Schmutziger Wahlkampf-Endspurt in Brasilien

(Berlin, 24. Oktober 2018, poonal).- In der letzten Woche vor der Stichwahl in Brasilien am 28. Oktober verschärft der Favorit für die Präsidentschaft, der rechtsextreme Jair Bolsonaro, noch einmal die Tonlage. Gleichzeitig werden immer mehr verstörende Details bekannt. Viele Brasilianer*innen fühlen sich an die Zustände unter der Militärdiktatur (1964-1985) erinnert. Zehntausende demonstrierten am Samstag, 20. Oktober, in vielen Städten Brasilien gegen Bolsonaro. Sie warnten vor einem radikalen Rechtsruck und plädierten für die Verteidigung von Rechtsstaat und Demokratie.

Am selben Wochenende haben Brasiliens Bundespolizei und Justiz Ermittlungen wegen der massenhaften Versendung von Falschinformationen in sozialen Medien aufgenommen. Die Ermittlungen der Bundespolizei richteten sich gegen Technologieunternehmen der Kommunikationsbranche wegen des Verdacht der Verleumdung beider Präsidentschaftskandidaten, erklärte der Minister für öffentliche Sicherheit, Raul Jungmann. Zuvor hatte die Arbeiterpartei PT des Gegenkandidaten Fernando Haddad Strafanzeige gegen den rechtsextremen Konkurrenten Jair Bolsonaro wegen der Verbreitung von Falschinformationen über den Nachrichtendienst WhatsApp erstattet.

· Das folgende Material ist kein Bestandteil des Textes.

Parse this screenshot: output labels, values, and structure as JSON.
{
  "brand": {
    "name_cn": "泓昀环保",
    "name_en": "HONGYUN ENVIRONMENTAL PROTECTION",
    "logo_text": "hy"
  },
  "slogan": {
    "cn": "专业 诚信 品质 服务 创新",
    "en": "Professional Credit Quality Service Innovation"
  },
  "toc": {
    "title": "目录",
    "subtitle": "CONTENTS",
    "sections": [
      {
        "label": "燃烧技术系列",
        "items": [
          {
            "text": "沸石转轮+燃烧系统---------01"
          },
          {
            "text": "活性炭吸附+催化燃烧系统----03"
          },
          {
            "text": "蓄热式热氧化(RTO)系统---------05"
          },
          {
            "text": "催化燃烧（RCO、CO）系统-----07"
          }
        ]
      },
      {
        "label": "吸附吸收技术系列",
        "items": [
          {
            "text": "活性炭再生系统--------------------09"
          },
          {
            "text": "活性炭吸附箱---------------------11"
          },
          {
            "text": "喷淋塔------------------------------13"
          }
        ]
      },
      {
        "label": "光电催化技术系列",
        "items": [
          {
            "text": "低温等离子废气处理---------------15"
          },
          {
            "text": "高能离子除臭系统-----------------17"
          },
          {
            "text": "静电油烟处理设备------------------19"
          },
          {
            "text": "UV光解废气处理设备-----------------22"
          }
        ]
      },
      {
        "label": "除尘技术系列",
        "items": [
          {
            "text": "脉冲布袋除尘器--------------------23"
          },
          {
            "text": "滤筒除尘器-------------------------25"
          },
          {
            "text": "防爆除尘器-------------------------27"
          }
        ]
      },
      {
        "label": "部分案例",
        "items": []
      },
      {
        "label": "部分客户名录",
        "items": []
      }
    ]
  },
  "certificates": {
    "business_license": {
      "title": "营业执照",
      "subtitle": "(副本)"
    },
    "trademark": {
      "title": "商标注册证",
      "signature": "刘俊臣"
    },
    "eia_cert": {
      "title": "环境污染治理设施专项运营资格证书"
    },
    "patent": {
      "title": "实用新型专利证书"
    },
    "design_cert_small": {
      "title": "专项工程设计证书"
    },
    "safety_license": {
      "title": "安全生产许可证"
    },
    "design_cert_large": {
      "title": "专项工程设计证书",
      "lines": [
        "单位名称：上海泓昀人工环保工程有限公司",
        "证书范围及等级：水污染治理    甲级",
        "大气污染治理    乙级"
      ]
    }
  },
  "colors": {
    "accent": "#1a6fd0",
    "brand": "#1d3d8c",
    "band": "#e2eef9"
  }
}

Massenhafter Einsatz von Fake News

Zuvor hatte die angesehene Tageszeitung „Folha de São Paulo“ berichtet, Unternehmen hätten vor der ersten Wahlrunde am 7. Oktober ein massenhaftes Verschicken von WhatsApp-Nachrichten an viele von Brasiliens 120 Millionen WhatsApp-Nutzer*innen finanziert, in denen der linke Präsidentschaftskandidat Fernando Haddad verleumdet wurde. Sowohl die Verschickung sogenannter Fake News als auch eine Wahlkampffinanzierung seitens Unternehmen sind in Brasilien verboten.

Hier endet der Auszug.